8. Conclusions, Limitations, and Future Research

Our work was motivated from a problem related to healthcare services, where service centers must be sited in strategic locations that meet the immediate needs of patients. The COVID-19 pandemic makes this problem particularly relevant [29]. We have provided an algorithm that stores patients’ records in a central data warehouse using sensors. This allowed us to propose a potential application of our new algorithm to COVID-19 vaccination based on sensor-related data. Specifically, in our investigation, we have proposed a Lagrangian-based approach for the 2S-SPLPO, called the ADA algorithm. It has three steps that are related and work consecutively to create a heuristic procedure that takes advantage of the structure of the problem.

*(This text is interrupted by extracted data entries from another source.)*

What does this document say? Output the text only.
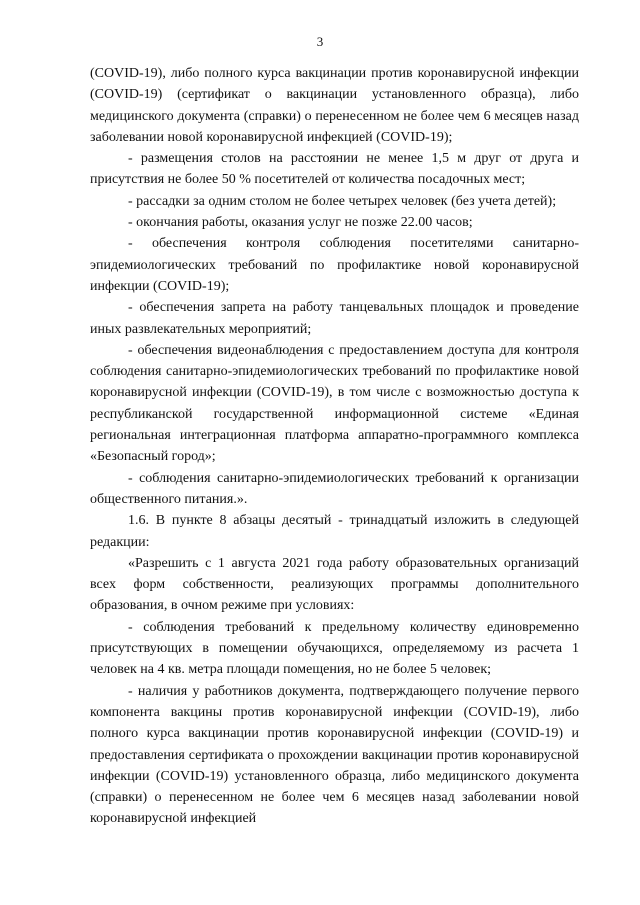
3

(COVID-19), либо полного курса вакцинации против коронавирусной инфекции (COVID-19) (сертификат о вакцинации установленного образца), либо медицинского документа (справки) о перенесенном не более чем 6 месяцев назад заболевании новой коронавирусной инфекцией (COVID-19);

- размещения столов на расстоянии не менее 1,5 м друг от друга и присутствия не более 50 % посетителей от количества посадочных мест;

- рассадки за одним столом не более четырех человек (без учета детей);

- окончания работы, оказания услуг не позже 22.00 часов;

- обеспечения контроля соблюдения посетителями санитарно-эпидемиологических требований по профилактике новой коронавирусной инфекции (COVID-19);

- обеспечения запрета на работу танцевальных площадок и проведение иных развлекательных мероприятий;

- обеспечения видеонаблюдения с предоставлением доступа для контроля соблюдения санитарно-эпидемиологических требований по профилактике новой коронавирусной инфекции (COVID-19), в том числе с возможностью доступа к республиканской государственной информационной системе «Единая региональная интеграционная платформа аппаратно-программного комплекса «Безопасный город»;

- соблюдения санитарно-эпидемиологических требований к организации общественного питания.».

1.6. В пункте 8 абзацы десятый - тринадцатый изложить в следующей редакции:

«Разрешить с 1 августа 2021 года работу образовательных организаций всех форм собственности, реализующих программы дополнительного образования, в очном режиме при условиях:

- соблюдения требований к предельному количеству единовременно присутствующих в помещении обучающихся, определяемому из расчета 1 человек на 4 кв. метра площади помещения, но не более 5 человек;

- наличия у работников документа, подтверждающего получение первого компонента вакцины против коронавирусной инфекции (COVID-19), либо полного курса вакцинации против коронавирусной инфекции (COVID-19) и предоставления сертификата о прохождении вакцинации против коронавирусной инфекции (COVID-19) установленного образца, либо медицинского документа (справки) о перенесенном не более чем 6 месяцев назад заболевании новой коронавирусной инфекцией
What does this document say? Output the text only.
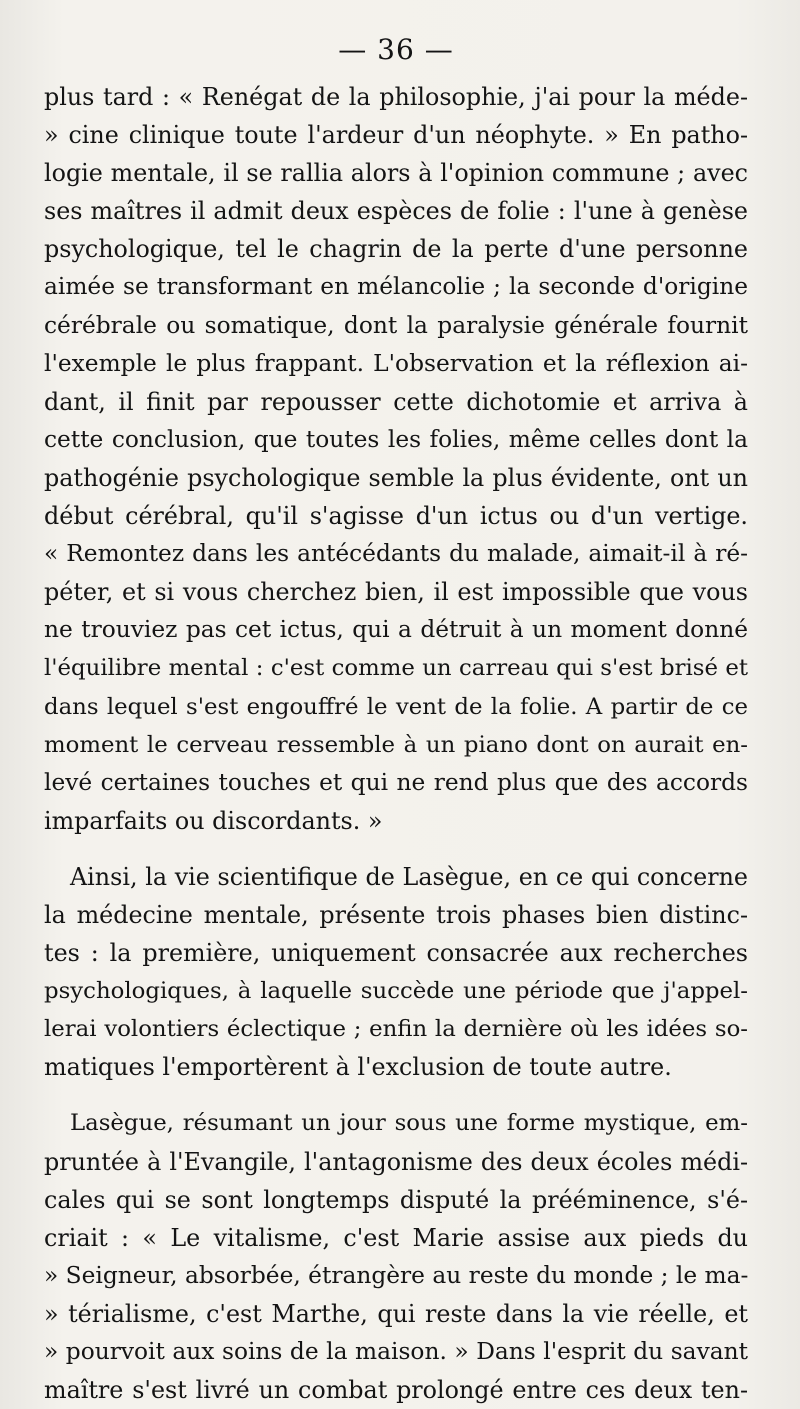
— 36 —
plus tard : « Renégat de la philosophie, j'ai pour la méde-
» cine clinique toute l'ardeur d'un néophyte. » En patho-
logie mentale, il se rallia alors à l'opinion commune ; avec
ses maîtres il admit deux espèces de folie : l'une à genèse
psychologique, tel le chagrin de la perte d'une personne
aimée se transformant en mélancolie ; la seconde d'origine
cérébrale ou somatique, dont la paralysie générale fournit
l'exemple le plus frappant. L'observation et la réflexion ai-
dant, il finit par repousser cette dichotomie et arriva à
cette conclusion, que toutes les folies, même celles dont la
pathogénie psychologique semble la plus évidente, ont un
début cérébral, qu'il s'agisse d'un ictus ou d'un vertige.
« Remontez dans les antécédants du malade, aimait-il à ré-
péter, et si vous cherchez bien, il est impossible que vous
ne trouviez pas cet ictus, qui a détruit à un moment donné
l'équilibre mental : c'est comme un carreau qui s'est brisé et
dans lequel s'est engouffré le vent de la folie. A partir de ce
moment le cerveau ressemble à un piano dont on aurait en-
levé certaines touches et qui ne rend plus que des accords
imparfaits ou discordants. »
Ainsi, la vie scientifique de Lasègue, en ce qui concerne
la médecine mentale, présente trois phases bien distinc-
tes : la première, uniquement consacrée aux recherches
psychologiques, à laquelle succède une période que j'appel-
lerai volontiers éclectique ; enfin la dernière où les idées so-
matiques l'emportèrent à l'exclusion de toute autre.
Lasègue, résumant un jour sous une forme mystique, em-
pruntée à l'Evangile, l'antagonisme des deux écoles médi-
cales qui se sont longtemps disputé la prééminence, s'é-
criait : « Le vitalisme, c'est Marie assise aux pieds du
» Seigneur, absorbée, étrangère au reste du monde ; le ma-
» térialisme, c'est Marthe, qui reste dans la vie réelle, et
» pourvoit aux soins de la maison. » Dans l'esprit du savant
maître s'est livré un combat prolongé entre ces deux ten-
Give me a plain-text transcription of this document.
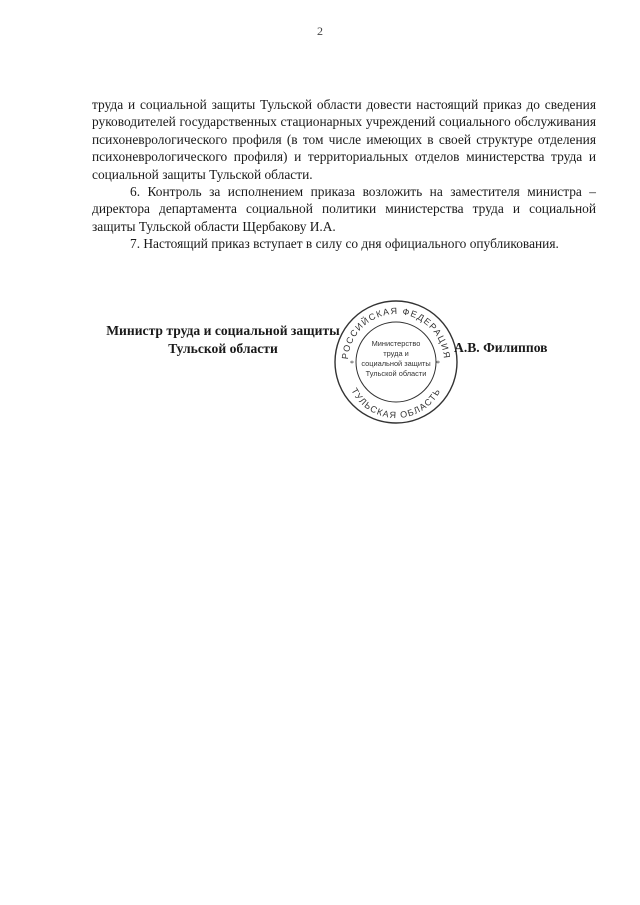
2

труда и социальной защиты Тульской области довести настоящий приказ до сведения руководителей государственных стационарных учреждений социального обслуживания психоневрологического профиля (в том числе имеющих в своей структуре отделения психоневрологического профиля) и территориальных отделов министерства труда и социальной защиты Тульской области.

6. Контроль за исполнением приказа возложить на заместителя министра – директора департамента социальной политики министерства труда и социальной защиты Тульской области Щербакову И.А.

7. Настоящий приказ вступает в силу со дня официального опубликования.

Министр труда и социальной защиты
Тульской области	РОССИЙСКАЯ ФЕДЕРАЦИЯ
ТУЛЬСКАЯ ОБЛАСТЬ
*	*
Министерство
труда и
социальной защиты
Тульской области
А.В. Филиппов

In summary, this paper reported the following findings:

(i)

Formulations for SPLPO and 2S-SPLPO with partial preferences were proposed.

(ii)

Lagrangian and semi-Lagrangian structures for the 2S-SPLPO with partial preferences were introduced.

(iii)

A theoretical analysis of properties of the Lagrangian and semi-Lagrangian structures for the 2S-SPLPO was presented to combine them in a procedure that approximates its solution.

(iv)

Theorems 2 and 3 were stated as extensions for the 2S-SPLPO of those given in [15] for the uncapacitated facility location problem.

(v)

To the best of our knowledge, there have been no algorithms proposed to solve the stochastic version of the SPLPO. The proposed algorithm is a novel approach that uses a relatively new optimization technique known as semi-Lagrangian relaxation.

(vi)

The computational experiments suggested that the ADA algorithm performed satisfactorily on large instances in both search of the optimum and execution time.

(vii)

Possible applications in real cases are described in the context of the COVID-19 vaccination process and B2C e-commerce.

Some limitations of our study are the following:

(i)

Since the last step of the ADA algorithm is a heuristic, the optimal is not guaranteed.

(ii)

The ADA algorithm is studied in the context of the 2S-SPLPO, so its use is limited to it. We suggest studying the same ideas in other location problems.

(iii)

A cost–benefit evaluation should be carried out in the use of the proposed algorithm to answer the following question: is the improvement in execution times worth it, with respect to the savings obtained in the value of the objective function?

(iv)

Studies and experiments with deeper parameter settings and more scenarios must be performed on larger instances.

(v)

We suggest carrying out a computational experiment that allows us to determine the parameter values of the mathematical optimization model from which it is necessary to design and implement a heuristic or metaheuristic algorithm. High computational complexity problems can be solved using the heuristic approach. Some examples of this can be found in [30,31,32].

The authors are working on these and other issues associated with the present investigation. The corresponding findings are expected to be reported in future works.